Using response variable as Expenses per car mile (pence), covariate as Percent of fleet on fuel oil, doing the following analysis.
names(d)
## [1] "Expense" "Car_mile" "DoubleDecker" "Fleet"
## [5] "Receipts"
plot(Fleet,Expense,pch=20)
model3=lm(Expense~Fleet)
summary(model3)
##
## Call:
## lm(formula = Expense ~ Fleet)
##
## Residuals:
## Min 1Q Median 3Q Max
## -1.6282 -1.1915 -0.3800 0.4129 3.1490
##
## Coefficients:
## Estimate Std. Error t value Pr(>|t|)
## (Intercept) 17.876372 1.966369 9.091 6.64e-09 ***
## Fleet 0.003375 0.022341 0.151 0.881
## ---
## Signif. codes: 0 '***' 0.001 '**' 0.01 '*' 0.05 '.' 0.1 ' ' 1
##
## Residual standard error: 1.467 on 22 degrees of freedom
## Multiple R-squared: 0.001037, Adjusted R-squared: -0.04437
## F-statistic: 0.02283 on 1 and 22 DF, p-value: 0.8813
abline(model3)
lines(lowess(Expense~Fleet))
library(HH)
ci.plot(model3)
anova(model3)
## Analysis of Variance Table
##
## Response: Expense
## Df Sum Sq Mean Sq F value Pr(>F)
## Fleet 1 0.049 0.04916 0.0228 0.8813
## Residuals 22 47.376 2.15347
confint(model3,level=0.95)
## 2.5 % 97.5 %
## (Intercept) 13.79837118 21.95437183
## Fleet -0.04295722 0.04970821
plot(model3$residuals,pch=20)
points(model3$residuals,type="h")
abline(h=0,col="red",lwd=3)
par(mfrow = c(2,2))
plot(model3)
As we can see that the p-value is not at all significant as the value is greater than 0.05. The residual plot shows that the points are quite away from the center and the non-random pattern in the residuals indicates that the deterministic portion that is (predictor variables) of the model are not capturing some information that is leaking into the residuals. The null hypothesis states that the slope is equal to zero. We cannot reject the null hypothesis.

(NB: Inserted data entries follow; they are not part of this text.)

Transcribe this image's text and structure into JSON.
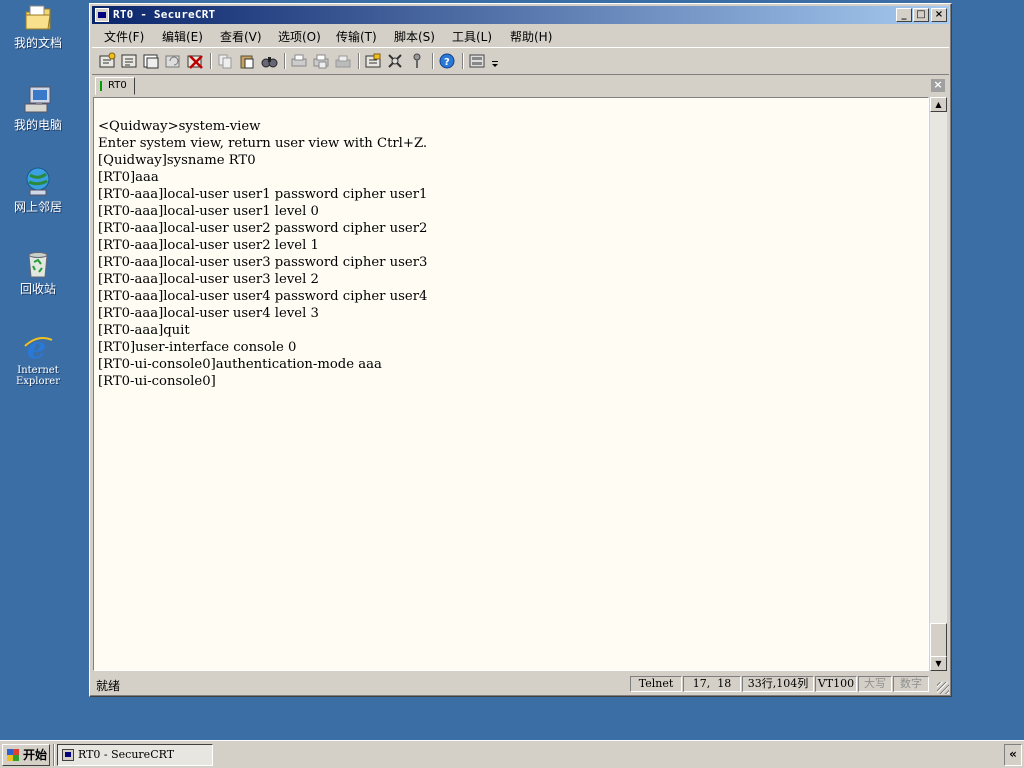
{
  "desktop": {
    "icons": [
      {
        "label": "我的文档",
        "icon": "my-documents-folder-icon"
      },
      {
        "label": "我的电脑",
        "icon": "my-computer-icon"
      },
      {
        "label": "网上邻居",
        "icon": "network-places-icon"
      },
      {
        "label": "回收站",
        "icon": "recycle-bin-icon"
      },
      {
        "label": "Internet Explorer",
        "icon": "internet-explorer-icon"
      }
    ]
  },
  "window": {
    "title": "RT0 - SecureCRT",
    "buttons": {
      "minimize": "_",
      "maximize": "□",
      "close": "×"
    }
  },
  "menu": [
    {
      "label": "文件(F)"
    },
    {
      "label": "编辑(E)"
    },
    {
      "label": "查看(V)"
    },
    {
      "label": "选项(O)"
    },
    {
      "label": "传输(T)"
    },
    {
      "label": "脚本(S)"
    },
    {
      "label": "工具(L)"
    },
    {
      "label": "帮助(H)"
    }
  ],
  "tab": {
    "label": "RT0",
    "close": "×"
  },
  "terminal": {
    "lines": [
      "<Quidway>system-view",
      "Enter system view, return user view with Ctrl+Z.",
      "[Quidway]sysname RT0",
      "[RT0]aaa",
      "[RT0-aaa]local-user user1 password cipher user1",
      "[RT0-aaa]local-user user1 level 0",
      "[RT0-aaa]local-user user2 password cipher user2",
      "[RT0-aaa]local-user user2 level 1",
      "[RT0-aaa]local-user user3 password cipher user3",
      "[RT0-aaa]local-user user3 level 2",
      "[RT0-aaa]local-user user4 password cipher user4",
      "[RT0-aaa]local-user user4 level 3",
      "[RT0-aaa]quit",
      "[RT0]user-interface console 0",
      "[RT0-ui-console0]authentication-mode aaa",
      "[RT0-ui-console0]"
    ]
  },
  "status": {
    "ready": "就绪",
    "protocol": "Telnet",
    "cursor": "17,  18",
    "size": "33行,104列",
    "emulation": "VT100",
    "caps": "大写",
    "num": "数字"
  },
  "taskbar": {
    "start": "开始",
    "task": "RT0 - SecureCRT",
    "tray": "«"
  }
}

Using response variable as Expenses per car mile (pence), covariate as Receipts per car mile (pence), doing the following analysis.
names(d)
## [1] "Expense" "Car_mile" "DoubleDecker" "Fleet"
## [5] "Receipts"
plot(Receipts,Expense,pch=20)
cor(Receipts,Expense)
## [1] 0.7868772
model4=lm(Expense~Receipts)
summary(model4)
##
## Call:
## lm(formula = Expense ~ Receipts)
##
## Residuals:
## Min 1Q Median 3Q Max
## -1.91091 -0.56057 0.09436 0.41483 2.62151
##
## Coefficients:
## Estimate Std. Error t value Pr(>|t|)
## (Intercept) 8.65846 1.60108 5.408 1.97e-05 ***
## Receipts 0.47987 0.08024 5.981 5.10e-06 ***
## ---
## Signif. codes: 0 '***' 0.001 '**' 0.01 '*' 0.05 '.' 0.1 ' ' 1
##
## Residual standard error: 0.9061 on 22 degrees of freedom
## Multiple R-squared: 0.6192, Adjusted R-squared: 0.6019
## F-statistic: 35.77 on 1 and 22 DF, p-value: 5.097e-06
abline(model4)
lines(lowess(Expense~Receipts))
library(HH)
ci.plot(model4)
anova(model4)
## Analysis of Variance Table
##
## Response: Expense
## Df Sum Sq Mean Sq F value Pr(>F)
## Receipts 1 29.365 29.3648 35.769 5.097e-06 ***
## Residuals 22 18.061 0.8209
## ---
## Signif. codes: 0 '***' 0.001 '**' 0.01 '*' 0.05 '.' 0.1 ' ' 1
confint(model4,level=0.95)
## 2.5 % 97.5 %
## (Intercept) 5.3380250 11.9788852
## Receipts 0.3134688 0.6462633
plot(model4$residuals,pch=20)
points(model4$residuals,type="h")
abline(h=0,col="red",lwd=3)
par(mfrow = c(2,2))
plot(model4)
As we can see that the p-value is highly significant as the value is very small compared to 0.05. The residual plot shows that there is a random pattern in the residuals indicating that the deterministic portion that is (predictor variables) of the model is capturing useful information. The null hypothesis states that the slope is equal to zero. We reject the null hypothesis.
As we can see from the analysis model2(answer 6.2) and model4(answer 6.4) are significant models and are able to explain the variablility in the data. The other two models model1 and model3 are not able to explain the variability of data. This shows that the variability in response variable ‘Expense’Expenses per car mile (pence)’ can be explained by the co-variates ‘Percent of Double Deckers in fleet’ and ‘Receipts per car mile (pence)’. So in a real life example,the Cross-sectional analysis of 24 British bus companies (1951) shows that the expenses per car mile cannot be explained by the number of miles a bus travels over the year or the percentage of buses on fuel. The expenses can be significantly explained by factors such as number of double decker buses in the fleet and the receipts per car mile over the year.